CDC/504 Loan Program – This SBA loan program provides long-term financing for the purchase of large assets. Assets can include commercial real estate, buildings and land, or even equipment. Loans generally cover 40% of the total cost of the project, with the participating lender covering 50% and the borrower putting up the last 10%. Loans under this program are never used for inventory or capital.

Disaster Loans: Businesses can be affected by disasters and this can be devastating for any business. The SBA extends disaster loans to businesses affected by declared disasters. Low interest loans are structured to help replace or repair damaged machinery, personal property, business assets, inventory and equipment. Basically, you will be able to recover after a disaster strikes at very low interest using this loan program.

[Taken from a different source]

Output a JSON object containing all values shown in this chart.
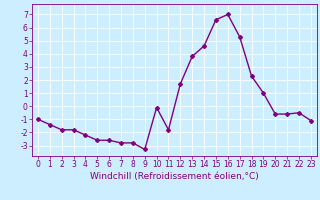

Microloan Program – The loan program makes very small loans to start-up, growing, or newly established businesses. They typically have SBA-designated intermediary lenders, most of whom are nonprofit organizations with some experience in loan and technical assistance. Although small loans cannot be used to pay off existing debt or purchase real estate, they are still useful for purchasing fixtures, equipment, machinery, supplies, and inventory or used as working capital.